Who Conducted the Study
Ethan Goldberg, MD, PhD, an attending physician and director of the Epilepsy Neurogenetics Initiative (ENGIN), served as the study’s principal investigator. Zachary Rosenthal, MD, PhD, a psychiatry resident at Penn’s Perelman School of Medicine and postdoctoral researcher in the Goldberg Laboratory at CHOP, was the study’s lead author.
How They Did It
The researchers created a new animal model of ECT using non-invasive optical neuroimaging — a tool that uses light to visualize brain network activity during ECT stimulation.

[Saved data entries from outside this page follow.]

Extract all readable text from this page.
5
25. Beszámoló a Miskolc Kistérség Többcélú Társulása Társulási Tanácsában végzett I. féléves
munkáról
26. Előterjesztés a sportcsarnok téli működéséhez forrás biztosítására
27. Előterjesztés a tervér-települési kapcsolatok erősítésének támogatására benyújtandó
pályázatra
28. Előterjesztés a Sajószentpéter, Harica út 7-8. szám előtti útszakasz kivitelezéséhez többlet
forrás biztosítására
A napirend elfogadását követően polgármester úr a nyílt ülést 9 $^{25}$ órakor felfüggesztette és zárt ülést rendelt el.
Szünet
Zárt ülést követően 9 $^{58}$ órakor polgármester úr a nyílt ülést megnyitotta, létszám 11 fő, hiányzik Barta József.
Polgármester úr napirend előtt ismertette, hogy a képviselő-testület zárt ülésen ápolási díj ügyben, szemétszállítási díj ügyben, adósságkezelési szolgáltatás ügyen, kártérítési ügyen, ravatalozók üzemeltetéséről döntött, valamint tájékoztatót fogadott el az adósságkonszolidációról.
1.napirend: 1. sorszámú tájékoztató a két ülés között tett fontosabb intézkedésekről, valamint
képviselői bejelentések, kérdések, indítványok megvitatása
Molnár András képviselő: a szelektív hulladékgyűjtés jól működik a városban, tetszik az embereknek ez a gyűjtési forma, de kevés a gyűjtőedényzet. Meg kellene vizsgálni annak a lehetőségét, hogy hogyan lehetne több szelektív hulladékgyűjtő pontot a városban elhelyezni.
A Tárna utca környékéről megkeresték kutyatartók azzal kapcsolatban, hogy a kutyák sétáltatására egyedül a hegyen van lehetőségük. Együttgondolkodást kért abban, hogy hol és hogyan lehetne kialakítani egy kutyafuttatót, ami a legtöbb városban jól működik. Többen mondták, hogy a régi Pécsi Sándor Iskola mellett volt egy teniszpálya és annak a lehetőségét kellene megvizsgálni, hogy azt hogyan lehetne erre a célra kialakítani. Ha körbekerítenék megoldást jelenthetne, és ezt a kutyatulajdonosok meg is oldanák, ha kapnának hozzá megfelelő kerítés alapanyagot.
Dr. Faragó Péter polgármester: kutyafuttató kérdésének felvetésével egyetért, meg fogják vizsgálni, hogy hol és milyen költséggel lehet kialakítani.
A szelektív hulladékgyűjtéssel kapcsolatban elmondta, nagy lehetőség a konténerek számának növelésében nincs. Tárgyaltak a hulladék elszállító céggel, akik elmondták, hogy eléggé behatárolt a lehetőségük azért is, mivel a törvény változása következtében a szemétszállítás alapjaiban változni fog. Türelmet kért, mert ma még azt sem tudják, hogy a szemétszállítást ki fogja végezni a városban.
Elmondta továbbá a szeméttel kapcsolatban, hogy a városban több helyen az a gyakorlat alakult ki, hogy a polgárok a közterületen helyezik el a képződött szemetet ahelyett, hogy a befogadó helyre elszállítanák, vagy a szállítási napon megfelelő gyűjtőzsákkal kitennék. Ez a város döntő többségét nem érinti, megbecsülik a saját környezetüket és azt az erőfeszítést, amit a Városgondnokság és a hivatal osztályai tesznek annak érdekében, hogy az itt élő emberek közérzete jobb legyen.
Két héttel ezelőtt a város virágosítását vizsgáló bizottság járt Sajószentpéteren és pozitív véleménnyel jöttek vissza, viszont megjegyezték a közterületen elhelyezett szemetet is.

A genetically encoded calcium indicator in the brain allowed the researchers to image neuronal dynamics through the skull and identify CSD as a new biomarker for ECT. The team then validated the results by using noninvasive optical neuroimaging in human patients to demonstrate that CSD also occurs in routine ECT treatments.
Quick Thoughts
“Nearly a century since it was discovered, ECT remains a safe, highly effective treatment for severe depression. Despite its effectiveness, ECT’s mode of action is understudied and poorly understood,” Dr. Goldberg said. “Dr. Rosenthal’s hypothesis, supported by data in human patients, is that post-seizure spreading depolarization might be driving the efficacy of ECT by inducing brain plasticity.”
What’s Next
The team plans to conduct larger-scale, longitudinal studies to determine if CSD influences clinical trajectories in patients receiving ECT, as well as in animal models of psychiatric disease. If CSD proves to be part of the therapeutic mechanism of ECT, this would allow clinicians to possibly bypass seizure and directly trigger CSD, leading to more targeted clinical effects.